Low maintenance, favourable returns

S Chikkarangappa moved from 461 to 357. M Dharma rose from 1010 to 798. Aman Raj jumped from 930 to 745.

Published: 13th February 2019 08:42 AM  |   Last Updated: 13th February 2019 08:42 AM   |  A+A-

S Chikkarangappa jumped 104 places in the rankings after Golconda Masters win

Express News Service

CHENNAI: S Chikkarangappa moved from 461 to 357. M Dharma rose from 1010 to 798. Aman Raj jumped from 930 to 745. It’s fair to say that the year’s first PGTI meet — Golconda Masters in Hyderabad last week — has handsomely rewarded the three men who occupied the podium. It was always going to be likely that the 2019 edition of the PGTI, the first with world ranking points, would help Indian players climb up the rankings chart but the swing is still surreal.

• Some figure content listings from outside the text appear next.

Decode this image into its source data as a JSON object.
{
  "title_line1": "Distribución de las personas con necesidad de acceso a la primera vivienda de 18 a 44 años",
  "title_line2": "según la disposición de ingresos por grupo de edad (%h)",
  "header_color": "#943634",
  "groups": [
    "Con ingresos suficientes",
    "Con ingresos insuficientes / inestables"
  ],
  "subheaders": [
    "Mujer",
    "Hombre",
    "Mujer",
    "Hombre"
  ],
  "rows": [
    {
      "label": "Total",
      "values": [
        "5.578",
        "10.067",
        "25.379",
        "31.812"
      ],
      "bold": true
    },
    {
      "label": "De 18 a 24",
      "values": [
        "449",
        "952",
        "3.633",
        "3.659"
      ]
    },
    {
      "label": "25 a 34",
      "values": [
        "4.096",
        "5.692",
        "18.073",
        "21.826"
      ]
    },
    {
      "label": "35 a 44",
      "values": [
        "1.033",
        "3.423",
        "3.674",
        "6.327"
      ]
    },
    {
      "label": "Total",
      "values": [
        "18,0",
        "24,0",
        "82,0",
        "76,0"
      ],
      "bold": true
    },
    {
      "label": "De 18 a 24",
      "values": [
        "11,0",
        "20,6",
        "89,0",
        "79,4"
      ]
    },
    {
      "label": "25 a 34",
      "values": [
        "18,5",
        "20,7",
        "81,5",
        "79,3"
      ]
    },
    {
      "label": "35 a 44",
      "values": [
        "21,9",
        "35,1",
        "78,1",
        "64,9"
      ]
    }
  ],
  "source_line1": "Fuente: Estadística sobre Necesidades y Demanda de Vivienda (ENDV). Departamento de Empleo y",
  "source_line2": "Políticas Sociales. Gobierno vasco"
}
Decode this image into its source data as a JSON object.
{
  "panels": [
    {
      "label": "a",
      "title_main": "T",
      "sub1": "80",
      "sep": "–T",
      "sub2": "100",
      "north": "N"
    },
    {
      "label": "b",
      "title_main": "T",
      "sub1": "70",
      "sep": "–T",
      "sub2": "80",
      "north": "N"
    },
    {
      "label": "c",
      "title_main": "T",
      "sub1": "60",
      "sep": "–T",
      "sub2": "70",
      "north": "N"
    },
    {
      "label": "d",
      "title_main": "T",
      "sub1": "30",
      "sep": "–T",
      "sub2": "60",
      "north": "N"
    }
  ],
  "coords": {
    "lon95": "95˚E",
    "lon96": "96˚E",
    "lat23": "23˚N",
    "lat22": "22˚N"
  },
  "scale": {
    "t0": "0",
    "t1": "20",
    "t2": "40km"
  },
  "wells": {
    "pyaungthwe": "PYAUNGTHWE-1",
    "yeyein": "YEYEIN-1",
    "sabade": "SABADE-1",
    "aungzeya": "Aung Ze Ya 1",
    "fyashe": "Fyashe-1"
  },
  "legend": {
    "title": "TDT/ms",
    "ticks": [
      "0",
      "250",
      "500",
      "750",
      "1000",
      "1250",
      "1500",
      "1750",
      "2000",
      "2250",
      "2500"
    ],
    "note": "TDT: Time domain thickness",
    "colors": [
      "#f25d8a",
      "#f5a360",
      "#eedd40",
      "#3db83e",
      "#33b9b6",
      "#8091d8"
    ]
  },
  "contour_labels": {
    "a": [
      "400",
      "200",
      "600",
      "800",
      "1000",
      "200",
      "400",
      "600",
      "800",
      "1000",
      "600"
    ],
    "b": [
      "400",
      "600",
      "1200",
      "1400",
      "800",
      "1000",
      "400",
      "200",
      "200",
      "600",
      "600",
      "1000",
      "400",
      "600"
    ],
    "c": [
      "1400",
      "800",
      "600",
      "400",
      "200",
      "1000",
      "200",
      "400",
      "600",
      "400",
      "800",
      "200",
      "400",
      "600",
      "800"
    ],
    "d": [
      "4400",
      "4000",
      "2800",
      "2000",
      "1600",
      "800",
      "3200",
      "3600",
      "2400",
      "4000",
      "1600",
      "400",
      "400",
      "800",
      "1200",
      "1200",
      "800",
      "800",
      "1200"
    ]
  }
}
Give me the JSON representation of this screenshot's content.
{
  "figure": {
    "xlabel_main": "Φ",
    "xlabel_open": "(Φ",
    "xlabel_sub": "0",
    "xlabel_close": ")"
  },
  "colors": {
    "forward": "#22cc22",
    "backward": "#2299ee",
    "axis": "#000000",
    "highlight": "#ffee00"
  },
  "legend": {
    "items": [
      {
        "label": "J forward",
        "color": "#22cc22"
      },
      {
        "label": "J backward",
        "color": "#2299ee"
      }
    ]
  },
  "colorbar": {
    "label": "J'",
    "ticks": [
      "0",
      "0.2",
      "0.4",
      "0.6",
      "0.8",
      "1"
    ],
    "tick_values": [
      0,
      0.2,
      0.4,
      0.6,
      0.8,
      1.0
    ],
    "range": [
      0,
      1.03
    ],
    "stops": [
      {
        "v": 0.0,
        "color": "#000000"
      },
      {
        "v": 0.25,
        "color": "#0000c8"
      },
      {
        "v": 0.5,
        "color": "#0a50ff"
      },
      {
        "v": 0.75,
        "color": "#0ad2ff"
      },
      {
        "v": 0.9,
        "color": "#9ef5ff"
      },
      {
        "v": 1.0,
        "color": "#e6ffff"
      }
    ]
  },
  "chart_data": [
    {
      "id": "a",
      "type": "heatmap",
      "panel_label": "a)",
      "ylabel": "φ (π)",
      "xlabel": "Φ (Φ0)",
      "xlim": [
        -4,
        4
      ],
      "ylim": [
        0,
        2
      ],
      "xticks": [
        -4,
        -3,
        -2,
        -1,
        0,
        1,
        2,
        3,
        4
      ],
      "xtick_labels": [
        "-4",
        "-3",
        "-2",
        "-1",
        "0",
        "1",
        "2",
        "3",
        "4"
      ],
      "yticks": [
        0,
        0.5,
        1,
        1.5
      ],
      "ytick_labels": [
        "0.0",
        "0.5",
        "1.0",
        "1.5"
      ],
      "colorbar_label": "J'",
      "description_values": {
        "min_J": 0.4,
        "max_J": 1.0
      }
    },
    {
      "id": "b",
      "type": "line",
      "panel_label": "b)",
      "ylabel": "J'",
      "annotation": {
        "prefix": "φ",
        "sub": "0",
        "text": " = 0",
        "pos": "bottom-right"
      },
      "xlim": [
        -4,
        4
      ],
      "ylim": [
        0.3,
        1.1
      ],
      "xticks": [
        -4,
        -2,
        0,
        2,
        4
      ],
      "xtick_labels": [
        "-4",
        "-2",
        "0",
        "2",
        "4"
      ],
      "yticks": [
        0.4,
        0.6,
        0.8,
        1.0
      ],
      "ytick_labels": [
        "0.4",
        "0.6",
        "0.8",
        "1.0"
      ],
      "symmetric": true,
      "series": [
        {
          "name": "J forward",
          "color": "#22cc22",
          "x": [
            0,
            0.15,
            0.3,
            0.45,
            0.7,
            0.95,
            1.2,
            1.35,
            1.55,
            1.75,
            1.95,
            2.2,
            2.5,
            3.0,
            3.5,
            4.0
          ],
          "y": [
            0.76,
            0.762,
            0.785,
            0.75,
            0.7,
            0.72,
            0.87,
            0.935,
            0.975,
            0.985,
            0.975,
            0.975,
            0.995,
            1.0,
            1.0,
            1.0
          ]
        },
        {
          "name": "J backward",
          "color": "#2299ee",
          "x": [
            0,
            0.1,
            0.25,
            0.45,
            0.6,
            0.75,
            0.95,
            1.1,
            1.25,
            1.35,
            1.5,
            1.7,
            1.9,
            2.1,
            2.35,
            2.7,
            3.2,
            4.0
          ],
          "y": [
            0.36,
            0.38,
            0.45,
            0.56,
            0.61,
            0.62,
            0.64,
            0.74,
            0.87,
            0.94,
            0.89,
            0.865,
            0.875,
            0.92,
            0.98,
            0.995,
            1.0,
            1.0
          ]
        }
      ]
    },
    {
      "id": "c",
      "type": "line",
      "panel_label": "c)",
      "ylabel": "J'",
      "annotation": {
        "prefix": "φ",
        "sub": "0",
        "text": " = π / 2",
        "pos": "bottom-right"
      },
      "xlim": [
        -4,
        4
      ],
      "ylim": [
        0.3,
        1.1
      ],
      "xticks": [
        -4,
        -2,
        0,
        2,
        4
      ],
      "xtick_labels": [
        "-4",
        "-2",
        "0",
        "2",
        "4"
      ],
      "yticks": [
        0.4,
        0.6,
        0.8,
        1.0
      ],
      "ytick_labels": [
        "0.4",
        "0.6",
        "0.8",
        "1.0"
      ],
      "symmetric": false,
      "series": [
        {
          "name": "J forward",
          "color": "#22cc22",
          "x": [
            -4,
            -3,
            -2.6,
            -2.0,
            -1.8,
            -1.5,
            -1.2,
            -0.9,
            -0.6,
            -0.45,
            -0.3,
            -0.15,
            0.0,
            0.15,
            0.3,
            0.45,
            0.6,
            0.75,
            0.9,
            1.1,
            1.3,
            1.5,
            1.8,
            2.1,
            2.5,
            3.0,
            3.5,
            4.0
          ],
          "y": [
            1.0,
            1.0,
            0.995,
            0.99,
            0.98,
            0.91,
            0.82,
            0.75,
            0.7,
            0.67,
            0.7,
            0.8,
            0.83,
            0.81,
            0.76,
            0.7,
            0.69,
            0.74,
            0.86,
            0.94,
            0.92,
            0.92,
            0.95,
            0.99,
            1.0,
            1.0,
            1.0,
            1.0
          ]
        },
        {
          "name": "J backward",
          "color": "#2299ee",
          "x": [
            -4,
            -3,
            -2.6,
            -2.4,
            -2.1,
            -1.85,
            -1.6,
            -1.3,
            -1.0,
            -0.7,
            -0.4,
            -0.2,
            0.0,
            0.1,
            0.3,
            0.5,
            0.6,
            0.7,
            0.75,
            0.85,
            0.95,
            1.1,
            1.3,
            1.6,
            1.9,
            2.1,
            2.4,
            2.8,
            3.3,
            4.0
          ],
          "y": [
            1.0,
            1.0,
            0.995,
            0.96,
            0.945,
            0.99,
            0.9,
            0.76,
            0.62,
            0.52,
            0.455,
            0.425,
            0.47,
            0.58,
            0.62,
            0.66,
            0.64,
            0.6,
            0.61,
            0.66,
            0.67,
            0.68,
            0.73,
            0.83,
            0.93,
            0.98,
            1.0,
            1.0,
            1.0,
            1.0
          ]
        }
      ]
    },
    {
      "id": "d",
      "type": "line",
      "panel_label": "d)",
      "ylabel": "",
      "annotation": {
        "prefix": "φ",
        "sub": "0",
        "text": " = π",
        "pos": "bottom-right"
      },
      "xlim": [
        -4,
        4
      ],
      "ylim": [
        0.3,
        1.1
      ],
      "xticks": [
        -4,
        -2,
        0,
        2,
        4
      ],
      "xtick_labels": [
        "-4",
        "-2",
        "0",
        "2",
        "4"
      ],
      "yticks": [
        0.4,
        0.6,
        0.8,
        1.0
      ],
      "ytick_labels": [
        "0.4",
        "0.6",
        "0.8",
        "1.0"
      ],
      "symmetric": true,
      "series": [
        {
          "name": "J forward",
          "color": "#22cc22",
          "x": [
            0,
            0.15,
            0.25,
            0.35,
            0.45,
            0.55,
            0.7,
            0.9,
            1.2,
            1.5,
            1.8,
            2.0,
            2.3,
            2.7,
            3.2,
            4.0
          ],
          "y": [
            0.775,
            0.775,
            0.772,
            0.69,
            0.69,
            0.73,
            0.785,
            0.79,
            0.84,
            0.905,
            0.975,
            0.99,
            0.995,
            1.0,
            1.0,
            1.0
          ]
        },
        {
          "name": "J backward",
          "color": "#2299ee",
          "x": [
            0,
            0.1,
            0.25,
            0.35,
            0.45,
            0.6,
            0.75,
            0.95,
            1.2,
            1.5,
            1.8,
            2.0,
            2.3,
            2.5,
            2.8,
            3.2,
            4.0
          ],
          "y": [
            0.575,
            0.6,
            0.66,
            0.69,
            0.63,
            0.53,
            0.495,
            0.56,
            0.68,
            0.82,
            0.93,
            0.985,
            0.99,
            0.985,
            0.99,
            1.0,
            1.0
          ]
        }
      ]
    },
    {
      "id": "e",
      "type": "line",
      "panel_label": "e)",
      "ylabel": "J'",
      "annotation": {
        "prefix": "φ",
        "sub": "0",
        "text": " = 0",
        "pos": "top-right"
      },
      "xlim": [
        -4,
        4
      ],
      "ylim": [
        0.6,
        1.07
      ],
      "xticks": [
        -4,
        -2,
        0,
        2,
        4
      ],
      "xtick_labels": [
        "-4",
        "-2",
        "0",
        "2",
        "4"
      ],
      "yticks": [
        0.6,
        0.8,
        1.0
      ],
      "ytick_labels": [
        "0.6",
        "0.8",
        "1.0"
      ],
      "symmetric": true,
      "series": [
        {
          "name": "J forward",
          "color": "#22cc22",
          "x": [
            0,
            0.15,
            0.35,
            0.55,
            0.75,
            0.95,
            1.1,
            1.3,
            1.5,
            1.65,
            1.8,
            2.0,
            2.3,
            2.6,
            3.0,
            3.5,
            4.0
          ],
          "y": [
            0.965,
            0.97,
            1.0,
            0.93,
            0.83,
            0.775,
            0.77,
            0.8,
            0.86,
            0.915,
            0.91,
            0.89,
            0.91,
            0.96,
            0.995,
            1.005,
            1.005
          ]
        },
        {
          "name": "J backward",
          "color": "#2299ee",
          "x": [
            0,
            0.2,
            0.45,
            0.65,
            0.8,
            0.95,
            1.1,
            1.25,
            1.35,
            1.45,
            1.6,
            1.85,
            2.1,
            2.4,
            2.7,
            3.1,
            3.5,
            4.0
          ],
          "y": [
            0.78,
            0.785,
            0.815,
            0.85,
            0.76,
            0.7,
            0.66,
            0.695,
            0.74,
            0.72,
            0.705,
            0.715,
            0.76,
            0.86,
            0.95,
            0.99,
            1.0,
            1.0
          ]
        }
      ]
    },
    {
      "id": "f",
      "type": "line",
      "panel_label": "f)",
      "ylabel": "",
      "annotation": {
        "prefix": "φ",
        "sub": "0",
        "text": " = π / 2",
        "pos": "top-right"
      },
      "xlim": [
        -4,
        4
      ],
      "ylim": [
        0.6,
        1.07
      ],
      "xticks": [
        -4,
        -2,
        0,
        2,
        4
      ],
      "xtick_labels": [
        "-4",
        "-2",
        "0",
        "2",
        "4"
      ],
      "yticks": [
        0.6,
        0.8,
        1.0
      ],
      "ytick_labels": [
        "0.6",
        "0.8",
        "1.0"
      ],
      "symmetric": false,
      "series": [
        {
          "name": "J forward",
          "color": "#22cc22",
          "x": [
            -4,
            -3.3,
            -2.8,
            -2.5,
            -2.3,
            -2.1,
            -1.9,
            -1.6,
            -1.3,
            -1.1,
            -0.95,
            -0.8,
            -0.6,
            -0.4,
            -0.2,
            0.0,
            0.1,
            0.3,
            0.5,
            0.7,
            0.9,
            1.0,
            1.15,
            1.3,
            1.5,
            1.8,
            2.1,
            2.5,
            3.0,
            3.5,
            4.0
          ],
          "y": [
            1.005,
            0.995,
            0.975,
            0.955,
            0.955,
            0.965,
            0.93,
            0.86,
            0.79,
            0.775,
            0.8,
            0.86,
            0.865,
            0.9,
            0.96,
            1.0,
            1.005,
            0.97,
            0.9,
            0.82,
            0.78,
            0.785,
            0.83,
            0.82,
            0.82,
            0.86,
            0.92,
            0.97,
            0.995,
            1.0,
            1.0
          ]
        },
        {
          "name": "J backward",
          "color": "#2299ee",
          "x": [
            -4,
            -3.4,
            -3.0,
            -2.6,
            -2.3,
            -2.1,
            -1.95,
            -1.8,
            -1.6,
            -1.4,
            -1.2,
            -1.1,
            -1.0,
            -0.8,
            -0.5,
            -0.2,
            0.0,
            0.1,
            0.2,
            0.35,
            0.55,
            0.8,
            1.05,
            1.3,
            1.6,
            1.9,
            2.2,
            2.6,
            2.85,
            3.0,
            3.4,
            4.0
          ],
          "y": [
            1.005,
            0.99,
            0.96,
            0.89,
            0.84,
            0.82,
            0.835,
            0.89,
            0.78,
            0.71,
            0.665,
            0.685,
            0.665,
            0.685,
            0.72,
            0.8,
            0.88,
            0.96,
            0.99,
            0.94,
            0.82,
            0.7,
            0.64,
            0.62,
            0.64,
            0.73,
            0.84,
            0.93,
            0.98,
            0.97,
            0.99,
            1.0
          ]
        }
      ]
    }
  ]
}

In some cases, it has given wings to hopes. 

Dharma, whose joint second in Hyderabad saw him earn 2.50 points for four days work, now says the Olympics is an attainable objective. “That it (PGTI meets) has become a world ranking event will help next year,” he says. “It is the Olympic year so if I can get ranking higher, I can get into the Olympics.” 
He is also quick to note that the world ranking points is ultimately a good thing for Indian golf. “This week, Shubhankar Sharma is taking part... it is only because of ranking points. Earlier, nobody used to take part in PGTI events.” 

Even then, the Hyderabad field was weak. The top player, rankings wise, was Khalin Joshi (266). But that could change as more and more professionals wake up to the possibility of what a week’s work could do to their rankings. 

In fact, thanks to Sharma’s presence at the PGTI Players Championship, there is an increase in the ranking points on offer. The winner will get seven points instead of the five Chikkarangappa got last week for winning the Golconda Masters. A fact that wasn’t lost on Udayan Mane who jumped 133 places after finishing in tied fifth (1.2 points). Even if the field might, over time, become stronger because of offer of ranking points, the 27-year-old said he would prefer to play the PGTI because the new system incentivises players to stay rather than seek a new challenge elsewhere. 

“There is more incentive for me to play in the PGTI now,” he says. It’s also a lot cheaper for the same stakes. “Considering the alternative is to play in the Asian Development Tour where the ranking points on offer are the same... it’s a no-brainer. Going forward, many Indians would seek to stay in the PGTI if the alternative is that (ADT). With same ranking points on offer, PGTI will be cheap for us to play in.” 
Curiously enough, Chikkarangappa’s jump of 104 was not among the best among winners in the not so well known tours having points. That honour went to Sami Valimaki (1713 to 935; a jump of 778 places) for winning the Open Casa Green Golf meet on the Pro Golf Tour.